She observed him for no more than three minutes before apathetically declaring “He’s severely autistic”. “What!?” I exclaimed. I gazed at my son loving and sadly as he played with his beloved toy cars. I then brought my attention to the doctor. Scrutinized her. Studied her, while simultaneously narrowing my eyes. Down to her violet colored “Can I speak to the manager?” hair cut. No matter how edgy the look intends to be, it always looks like a beaver’s ass.
I thought to myself, How much she could she know about Ethan when she spent less that three minutes with him? I wouldn’t want to give a stranger the light of day if I were Ethan too.
As Alex walked her downstairs to say goodbye, I quietly locked myself in the bathroom. My breath began to quicken. The oxygen felt like it was leaving the room. My heart palpitating. I kneeled on the bathroom floor and gripped the sink until my knuckles were bloodless. I wanted to scream in agony. I knew nothing of autism. I didn’t run in my family, nor in my husbands. My son was doomed, I thought to myself. He would never talk. Never have the the capability of taking care of himself as an adult. He would be bullied for the rest of his life and I wouldn’t be there to protect him. I wouldn’t be around in moments where he needed love, support, encouragement, protection. I was sick. No one knew anyone who had this disease. There was no one to cling for for hope and advice. I didn’t care about the wedding anymore. From what I was hearing, I might not be alive to make it down the aisle.
I sat on that cold, tiled floor. The only thing I could feel were my tingling knuckles. I wanted to die. I looked around in the bathroom for ways to hurt myself. I had pills. I contemplated taking a handful. Anything to stop the most excruciating pain I’d ever experienced in my life. I have a mood disorder and took medication, but that was no weapon against this sense of doom and devastation that took up all the room in my chest.
What was there to live for? According to doctors, there was no guarantee treatment would work. I had no match for a bone marrow donor. I was living off of blood transfusions. I didn’t want to live in suspense, knowing death was creeping over my shoulder and that it had the ability to envelop me in its darkness at any time.

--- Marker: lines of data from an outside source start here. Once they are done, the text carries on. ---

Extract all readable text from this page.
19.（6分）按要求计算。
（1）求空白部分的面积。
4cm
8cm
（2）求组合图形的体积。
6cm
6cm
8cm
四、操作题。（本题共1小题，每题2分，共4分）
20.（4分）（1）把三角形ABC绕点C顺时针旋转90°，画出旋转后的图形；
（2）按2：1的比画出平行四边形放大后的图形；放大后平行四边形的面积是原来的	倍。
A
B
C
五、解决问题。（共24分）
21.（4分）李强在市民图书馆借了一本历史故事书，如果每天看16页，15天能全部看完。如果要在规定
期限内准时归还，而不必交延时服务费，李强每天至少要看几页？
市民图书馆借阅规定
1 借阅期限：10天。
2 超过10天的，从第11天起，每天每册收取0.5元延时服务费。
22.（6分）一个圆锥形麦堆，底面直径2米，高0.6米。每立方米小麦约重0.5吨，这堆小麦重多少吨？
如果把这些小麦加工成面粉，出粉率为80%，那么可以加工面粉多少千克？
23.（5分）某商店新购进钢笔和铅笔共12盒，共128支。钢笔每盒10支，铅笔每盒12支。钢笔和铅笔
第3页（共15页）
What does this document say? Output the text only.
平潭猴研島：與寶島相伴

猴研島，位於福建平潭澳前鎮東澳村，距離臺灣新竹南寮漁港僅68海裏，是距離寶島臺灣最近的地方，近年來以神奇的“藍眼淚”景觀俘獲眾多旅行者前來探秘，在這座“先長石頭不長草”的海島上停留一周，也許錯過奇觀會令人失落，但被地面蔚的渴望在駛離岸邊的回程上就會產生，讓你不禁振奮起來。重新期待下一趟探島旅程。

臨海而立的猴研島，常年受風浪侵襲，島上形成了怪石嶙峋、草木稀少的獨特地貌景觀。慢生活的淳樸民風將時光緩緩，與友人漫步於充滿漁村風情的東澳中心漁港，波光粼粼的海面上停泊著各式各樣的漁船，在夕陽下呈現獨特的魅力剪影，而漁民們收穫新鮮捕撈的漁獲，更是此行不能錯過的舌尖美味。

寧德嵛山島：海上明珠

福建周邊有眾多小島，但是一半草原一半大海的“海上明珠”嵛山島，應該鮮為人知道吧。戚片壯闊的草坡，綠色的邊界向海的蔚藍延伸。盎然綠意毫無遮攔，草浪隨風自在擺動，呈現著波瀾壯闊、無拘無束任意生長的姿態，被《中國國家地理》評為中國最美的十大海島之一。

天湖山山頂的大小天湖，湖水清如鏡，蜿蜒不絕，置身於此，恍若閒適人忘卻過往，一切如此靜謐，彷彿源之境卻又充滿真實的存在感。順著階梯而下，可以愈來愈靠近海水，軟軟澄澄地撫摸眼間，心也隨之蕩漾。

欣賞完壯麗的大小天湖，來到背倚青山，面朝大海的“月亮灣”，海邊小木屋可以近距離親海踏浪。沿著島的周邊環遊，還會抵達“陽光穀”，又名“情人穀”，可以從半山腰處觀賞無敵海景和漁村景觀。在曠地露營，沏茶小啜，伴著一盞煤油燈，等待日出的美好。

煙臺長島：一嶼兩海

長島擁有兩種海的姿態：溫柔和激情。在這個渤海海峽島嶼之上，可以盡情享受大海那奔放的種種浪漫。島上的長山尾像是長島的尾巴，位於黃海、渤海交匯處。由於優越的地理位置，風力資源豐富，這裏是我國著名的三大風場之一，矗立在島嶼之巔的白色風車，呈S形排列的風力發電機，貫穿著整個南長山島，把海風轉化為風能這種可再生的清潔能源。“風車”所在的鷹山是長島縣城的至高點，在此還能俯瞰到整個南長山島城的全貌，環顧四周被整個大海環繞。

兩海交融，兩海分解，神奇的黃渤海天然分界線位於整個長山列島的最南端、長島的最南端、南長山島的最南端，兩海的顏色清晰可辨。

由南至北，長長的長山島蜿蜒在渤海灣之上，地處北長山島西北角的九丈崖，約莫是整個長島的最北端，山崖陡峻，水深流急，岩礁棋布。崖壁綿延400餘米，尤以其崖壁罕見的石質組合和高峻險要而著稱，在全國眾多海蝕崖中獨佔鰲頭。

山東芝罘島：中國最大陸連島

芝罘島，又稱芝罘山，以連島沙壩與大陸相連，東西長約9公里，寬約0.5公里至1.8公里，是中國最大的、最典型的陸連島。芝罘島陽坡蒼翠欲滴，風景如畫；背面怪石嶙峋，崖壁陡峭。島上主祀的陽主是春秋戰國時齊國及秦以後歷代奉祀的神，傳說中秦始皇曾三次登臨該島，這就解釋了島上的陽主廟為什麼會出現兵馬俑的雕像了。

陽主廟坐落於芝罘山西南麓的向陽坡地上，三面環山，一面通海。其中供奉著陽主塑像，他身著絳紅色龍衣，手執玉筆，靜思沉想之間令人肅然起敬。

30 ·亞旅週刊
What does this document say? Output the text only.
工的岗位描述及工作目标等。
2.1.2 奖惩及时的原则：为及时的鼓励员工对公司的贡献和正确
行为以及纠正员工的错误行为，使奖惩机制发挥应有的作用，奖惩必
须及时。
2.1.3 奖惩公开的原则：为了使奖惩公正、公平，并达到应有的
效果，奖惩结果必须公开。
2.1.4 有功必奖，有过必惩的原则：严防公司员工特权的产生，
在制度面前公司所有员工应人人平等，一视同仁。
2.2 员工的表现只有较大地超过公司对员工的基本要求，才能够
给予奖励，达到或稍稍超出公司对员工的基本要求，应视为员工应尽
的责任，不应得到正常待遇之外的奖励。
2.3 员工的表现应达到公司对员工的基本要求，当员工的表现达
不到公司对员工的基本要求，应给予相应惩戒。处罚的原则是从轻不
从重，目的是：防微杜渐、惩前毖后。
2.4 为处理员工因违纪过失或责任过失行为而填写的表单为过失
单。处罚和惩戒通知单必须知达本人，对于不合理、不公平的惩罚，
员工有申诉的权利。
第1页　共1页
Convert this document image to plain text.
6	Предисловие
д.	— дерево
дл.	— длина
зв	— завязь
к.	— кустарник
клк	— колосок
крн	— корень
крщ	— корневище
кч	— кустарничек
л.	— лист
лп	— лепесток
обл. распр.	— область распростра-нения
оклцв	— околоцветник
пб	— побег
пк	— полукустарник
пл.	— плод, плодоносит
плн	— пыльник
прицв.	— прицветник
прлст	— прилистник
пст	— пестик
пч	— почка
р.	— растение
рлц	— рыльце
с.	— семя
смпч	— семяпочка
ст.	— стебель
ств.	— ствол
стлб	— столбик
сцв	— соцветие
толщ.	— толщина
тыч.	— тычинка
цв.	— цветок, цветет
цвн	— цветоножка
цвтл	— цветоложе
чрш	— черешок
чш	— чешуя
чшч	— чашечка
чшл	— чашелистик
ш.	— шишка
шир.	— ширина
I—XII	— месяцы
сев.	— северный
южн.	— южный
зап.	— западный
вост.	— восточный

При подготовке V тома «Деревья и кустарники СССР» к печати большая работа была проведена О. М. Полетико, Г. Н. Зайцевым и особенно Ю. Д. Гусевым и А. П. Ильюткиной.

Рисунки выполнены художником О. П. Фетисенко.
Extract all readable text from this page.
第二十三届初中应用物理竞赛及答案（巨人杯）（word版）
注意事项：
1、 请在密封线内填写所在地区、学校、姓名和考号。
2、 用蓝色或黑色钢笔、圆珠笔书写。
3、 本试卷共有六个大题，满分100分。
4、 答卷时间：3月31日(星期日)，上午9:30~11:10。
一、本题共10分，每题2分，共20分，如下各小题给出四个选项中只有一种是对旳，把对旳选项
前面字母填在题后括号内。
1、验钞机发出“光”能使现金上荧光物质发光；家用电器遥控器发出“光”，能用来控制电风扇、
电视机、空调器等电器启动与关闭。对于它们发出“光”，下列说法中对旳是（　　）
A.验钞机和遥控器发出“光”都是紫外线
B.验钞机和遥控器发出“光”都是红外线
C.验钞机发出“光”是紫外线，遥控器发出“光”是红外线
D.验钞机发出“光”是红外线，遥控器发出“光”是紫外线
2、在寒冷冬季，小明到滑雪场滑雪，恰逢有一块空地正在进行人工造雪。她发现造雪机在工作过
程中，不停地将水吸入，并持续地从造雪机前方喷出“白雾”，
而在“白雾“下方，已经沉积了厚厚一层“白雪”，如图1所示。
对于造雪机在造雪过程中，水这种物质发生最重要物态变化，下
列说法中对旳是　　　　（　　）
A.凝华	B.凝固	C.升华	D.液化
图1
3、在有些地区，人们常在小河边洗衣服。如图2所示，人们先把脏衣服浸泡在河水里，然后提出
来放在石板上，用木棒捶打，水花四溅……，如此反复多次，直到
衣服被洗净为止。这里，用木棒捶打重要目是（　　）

I called my sister and sobbed. Told her every detail. All that I was feeling. I had nothing to live for. Now, if you’ve met my sister, she’s the mega bitch. In the BEST way. An exterior as cold as ice, she’s the one you want by your side when shit hits the fan. That day, she was MY sister.
She told me Ethan would grow up to be fine. That I would walk down that aisle. That I was young and strong. I would fight this and survive. Now, there was no guarantee that anything she said was true. That conversation probably saved my life.
My husband found me in the bathroom. He picked my crumpled body off from the floor. He held me. Told me “That doctor didn’t know what the hell she was talking about!” He reminded me of the things Ethan was already capable of doing, taking the focus off of what he wasn’t doing. “He’s smarter than that doctor knew. We know better because we are around him all the time. He’s gonna be okay and you and I ARE going to get married. We WILL walk down that aisle. You will beat this thing. I love you and I know this in my heart.” He held me for as long as I needed to be held. Held me as I wept and soaked his shirt. His confidence gave my spirit the boost it needed.
I got up from that bathroom floor with new found determination. Now what? What are the options? For us both? All of them? What kind of therapy and services is he going to qualify for? I tucked away my pain away like a document in a file cabinet deep in my brain. The only thing to do was to get him the help he needed. To get the treatment I needed. The only option was to fight like hell. For my son. For myself.
To be continued…
Beautifully written. I love ❤️ it. I hope your story brings hope to someone who needs it. And I hope one day if you’re feeling down you can go back and read this and know you’re THE STRONGEST and can get through literally anything.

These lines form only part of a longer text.